The logistical challenges are daunting.
The committee has conducted more than 1,000 interviews, hundreds of which were transcribed, and accommodating the Justice Department’s request would require a diversion of labor on a staff that is already exhausted. Because of the volume of interviews, it has at times taken the committee months to prepare a witness’s transcript and invite his or her lawyer to review it in person.
Moreover, some committee members have been frustrated by the Justice Department’s refusal, thus far, to share information and interviews the committee has requested.
The letter Wednesday came about two months after department officials sent their first written request for transcripts. On April 20, Graves and Kenneth Polite Jr., the assistant attorney general for the criminal division, wrote to the panel and said that some transcripts “may contain information relevant to a criminal investigation we are conducting.”

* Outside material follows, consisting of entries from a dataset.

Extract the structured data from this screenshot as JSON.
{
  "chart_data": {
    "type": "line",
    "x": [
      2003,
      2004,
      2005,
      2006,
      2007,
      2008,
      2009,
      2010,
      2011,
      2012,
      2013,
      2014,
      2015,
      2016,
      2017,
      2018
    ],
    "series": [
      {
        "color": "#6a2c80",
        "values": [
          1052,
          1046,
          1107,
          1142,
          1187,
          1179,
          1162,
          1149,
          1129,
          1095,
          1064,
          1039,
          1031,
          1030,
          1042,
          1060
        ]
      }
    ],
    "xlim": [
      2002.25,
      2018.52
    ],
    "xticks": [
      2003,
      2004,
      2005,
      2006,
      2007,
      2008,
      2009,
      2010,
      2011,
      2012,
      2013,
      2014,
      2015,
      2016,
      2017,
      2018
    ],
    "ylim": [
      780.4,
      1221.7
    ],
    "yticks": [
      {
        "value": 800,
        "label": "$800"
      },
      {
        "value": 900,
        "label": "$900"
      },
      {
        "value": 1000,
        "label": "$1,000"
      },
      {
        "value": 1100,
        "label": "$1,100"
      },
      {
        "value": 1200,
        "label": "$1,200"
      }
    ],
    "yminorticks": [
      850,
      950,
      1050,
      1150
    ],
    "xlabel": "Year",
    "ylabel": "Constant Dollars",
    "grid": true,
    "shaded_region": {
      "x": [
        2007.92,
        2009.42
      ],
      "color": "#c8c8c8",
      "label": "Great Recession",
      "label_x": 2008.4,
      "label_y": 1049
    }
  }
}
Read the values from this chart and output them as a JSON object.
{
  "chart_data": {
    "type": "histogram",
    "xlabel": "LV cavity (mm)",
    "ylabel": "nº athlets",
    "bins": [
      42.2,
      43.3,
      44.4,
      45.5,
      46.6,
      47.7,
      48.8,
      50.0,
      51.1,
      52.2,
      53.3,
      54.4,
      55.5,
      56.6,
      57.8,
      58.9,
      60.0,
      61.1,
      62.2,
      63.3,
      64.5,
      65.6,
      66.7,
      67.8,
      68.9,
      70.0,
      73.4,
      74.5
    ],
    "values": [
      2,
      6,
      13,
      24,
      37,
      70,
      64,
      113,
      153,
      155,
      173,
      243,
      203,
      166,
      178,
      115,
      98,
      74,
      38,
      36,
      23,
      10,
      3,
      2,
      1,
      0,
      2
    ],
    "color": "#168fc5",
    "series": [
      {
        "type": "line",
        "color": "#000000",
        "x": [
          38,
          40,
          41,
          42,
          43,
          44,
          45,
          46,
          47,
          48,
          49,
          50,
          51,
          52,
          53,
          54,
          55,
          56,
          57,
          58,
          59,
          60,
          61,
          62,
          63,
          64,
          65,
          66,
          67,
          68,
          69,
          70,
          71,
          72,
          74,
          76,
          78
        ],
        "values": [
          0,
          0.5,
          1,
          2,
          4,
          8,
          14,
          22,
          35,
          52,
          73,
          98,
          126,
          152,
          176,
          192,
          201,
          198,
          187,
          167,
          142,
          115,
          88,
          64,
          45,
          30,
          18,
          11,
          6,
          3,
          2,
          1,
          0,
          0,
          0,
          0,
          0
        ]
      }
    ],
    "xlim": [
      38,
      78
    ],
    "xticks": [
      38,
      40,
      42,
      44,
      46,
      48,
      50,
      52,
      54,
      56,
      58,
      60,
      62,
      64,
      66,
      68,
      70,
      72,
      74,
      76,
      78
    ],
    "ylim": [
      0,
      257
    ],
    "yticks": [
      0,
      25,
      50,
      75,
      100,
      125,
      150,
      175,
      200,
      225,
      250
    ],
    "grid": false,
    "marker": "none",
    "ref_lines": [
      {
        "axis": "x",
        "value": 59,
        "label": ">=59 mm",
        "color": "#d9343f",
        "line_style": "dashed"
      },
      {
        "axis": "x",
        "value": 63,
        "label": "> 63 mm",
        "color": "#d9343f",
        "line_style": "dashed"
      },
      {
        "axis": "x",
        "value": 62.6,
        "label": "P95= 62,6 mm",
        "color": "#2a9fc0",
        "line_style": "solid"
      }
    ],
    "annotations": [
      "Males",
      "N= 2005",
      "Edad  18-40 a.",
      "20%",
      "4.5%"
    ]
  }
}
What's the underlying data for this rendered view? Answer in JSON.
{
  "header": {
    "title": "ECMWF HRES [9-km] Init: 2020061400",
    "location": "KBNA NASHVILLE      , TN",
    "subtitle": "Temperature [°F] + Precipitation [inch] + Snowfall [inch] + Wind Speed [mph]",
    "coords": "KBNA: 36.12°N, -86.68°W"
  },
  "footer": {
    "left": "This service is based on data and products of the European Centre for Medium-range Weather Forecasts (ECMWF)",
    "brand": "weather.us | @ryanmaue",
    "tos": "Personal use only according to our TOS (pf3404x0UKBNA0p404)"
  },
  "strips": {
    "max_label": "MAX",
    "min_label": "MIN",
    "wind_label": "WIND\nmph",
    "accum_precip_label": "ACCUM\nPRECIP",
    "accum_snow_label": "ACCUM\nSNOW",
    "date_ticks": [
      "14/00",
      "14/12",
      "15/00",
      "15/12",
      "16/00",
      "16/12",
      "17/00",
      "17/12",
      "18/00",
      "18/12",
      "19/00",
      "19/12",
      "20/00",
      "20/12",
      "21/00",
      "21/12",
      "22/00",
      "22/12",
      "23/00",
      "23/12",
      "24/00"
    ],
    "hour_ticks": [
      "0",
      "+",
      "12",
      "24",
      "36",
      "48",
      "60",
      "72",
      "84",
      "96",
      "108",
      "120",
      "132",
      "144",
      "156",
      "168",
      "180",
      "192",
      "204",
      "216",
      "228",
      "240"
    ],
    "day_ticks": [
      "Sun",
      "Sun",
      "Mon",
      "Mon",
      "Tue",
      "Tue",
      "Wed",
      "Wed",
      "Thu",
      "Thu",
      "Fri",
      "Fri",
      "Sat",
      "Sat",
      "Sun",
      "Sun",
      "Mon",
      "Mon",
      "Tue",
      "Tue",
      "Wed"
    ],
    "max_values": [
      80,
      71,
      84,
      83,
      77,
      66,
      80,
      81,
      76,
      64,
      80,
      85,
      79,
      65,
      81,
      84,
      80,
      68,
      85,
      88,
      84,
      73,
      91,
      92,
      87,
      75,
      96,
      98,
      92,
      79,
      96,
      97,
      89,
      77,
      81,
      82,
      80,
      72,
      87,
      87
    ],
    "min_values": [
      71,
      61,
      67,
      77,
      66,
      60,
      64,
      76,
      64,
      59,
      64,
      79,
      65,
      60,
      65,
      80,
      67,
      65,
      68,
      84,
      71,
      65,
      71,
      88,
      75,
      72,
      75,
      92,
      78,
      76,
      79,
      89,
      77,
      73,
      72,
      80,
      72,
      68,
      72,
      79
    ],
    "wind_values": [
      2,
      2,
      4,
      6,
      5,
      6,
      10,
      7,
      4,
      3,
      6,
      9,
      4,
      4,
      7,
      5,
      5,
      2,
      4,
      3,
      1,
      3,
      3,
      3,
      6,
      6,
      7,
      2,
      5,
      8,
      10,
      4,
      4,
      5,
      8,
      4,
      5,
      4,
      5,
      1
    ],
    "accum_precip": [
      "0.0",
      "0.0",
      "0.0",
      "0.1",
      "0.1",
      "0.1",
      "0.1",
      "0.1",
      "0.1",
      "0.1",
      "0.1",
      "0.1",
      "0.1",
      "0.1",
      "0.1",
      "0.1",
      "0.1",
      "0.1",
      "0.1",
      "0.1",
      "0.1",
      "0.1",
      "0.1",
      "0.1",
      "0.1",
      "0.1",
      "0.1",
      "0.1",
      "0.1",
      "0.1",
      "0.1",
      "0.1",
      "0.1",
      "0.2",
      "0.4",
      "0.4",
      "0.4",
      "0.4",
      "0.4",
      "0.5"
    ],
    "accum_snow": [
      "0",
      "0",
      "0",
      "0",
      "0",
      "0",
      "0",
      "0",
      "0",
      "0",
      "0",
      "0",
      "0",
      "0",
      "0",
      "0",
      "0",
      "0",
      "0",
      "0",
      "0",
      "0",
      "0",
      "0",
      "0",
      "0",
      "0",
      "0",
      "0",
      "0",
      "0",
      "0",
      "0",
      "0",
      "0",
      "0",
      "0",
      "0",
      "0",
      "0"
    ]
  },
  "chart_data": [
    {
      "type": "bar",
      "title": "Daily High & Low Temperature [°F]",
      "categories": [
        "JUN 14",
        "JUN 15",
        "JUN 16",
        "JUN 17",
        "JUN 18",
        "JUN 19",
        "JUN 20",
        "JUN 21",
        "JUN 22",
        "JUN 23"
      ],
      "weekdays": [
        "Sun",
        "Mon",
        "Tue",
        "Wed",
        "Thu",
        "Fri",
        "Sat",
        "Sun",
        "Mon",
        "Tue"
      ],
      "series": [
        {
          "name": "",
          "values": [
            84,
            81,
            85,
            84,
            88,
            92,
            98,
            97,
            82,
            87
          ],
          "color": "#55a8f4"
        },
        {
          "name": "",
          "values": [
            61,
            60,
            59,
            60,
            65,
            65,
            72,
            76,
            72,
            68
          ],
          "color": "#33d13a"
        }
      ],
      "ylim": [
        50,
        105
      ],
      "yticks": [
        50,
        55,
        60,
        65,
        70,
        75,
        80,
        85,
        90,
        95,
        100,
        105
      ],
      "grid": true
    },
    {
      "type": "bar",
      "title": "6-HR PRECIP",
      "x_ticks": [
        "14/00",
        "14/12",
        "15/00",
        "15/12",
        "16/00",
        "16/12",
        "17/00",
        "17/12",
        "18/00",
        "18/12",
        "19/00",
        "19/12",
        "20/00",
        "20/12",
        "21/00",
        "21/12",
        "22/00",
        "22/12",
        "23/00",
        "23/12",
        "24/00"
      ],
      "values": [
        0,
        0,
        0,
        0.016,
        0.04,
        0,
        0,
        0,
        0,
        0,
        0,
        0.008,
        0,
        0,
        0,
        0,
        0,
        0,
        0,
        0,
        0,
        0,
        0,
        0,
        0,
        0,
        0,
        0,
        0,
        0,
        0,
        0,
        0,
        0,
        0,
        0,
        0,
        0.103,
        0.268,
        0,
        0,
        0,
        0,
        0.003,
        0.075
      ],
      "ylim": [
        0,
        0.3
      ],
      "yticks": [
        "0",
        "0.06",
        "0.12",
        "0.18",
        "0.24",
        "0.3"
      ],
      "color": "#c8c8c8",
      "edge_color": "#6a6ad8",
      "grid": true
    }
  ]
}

The letter did not specify the number of transcripts the department was seeking or whether certain interviews were of particular interest. Its request was broad, asking that the panel “provide to us transcripts of these interviews, and of any additional interviews you conduct in the future.”
The committee has no authority to bring criminal charges against anyone involved in the storming of the Capitol. Committee members have said the Justice Department must do more to hold people accountable for their role in the attack.
Prosecutors are also examining whether laws were broken in the weeks before the attack as Trump’s allies looked to far-fetched legal arguments and voter fraud conspiracy theories as they sought to keep him in power. Prosecutors have subpoenaed information related to some of the lawyers who worked on those efforts.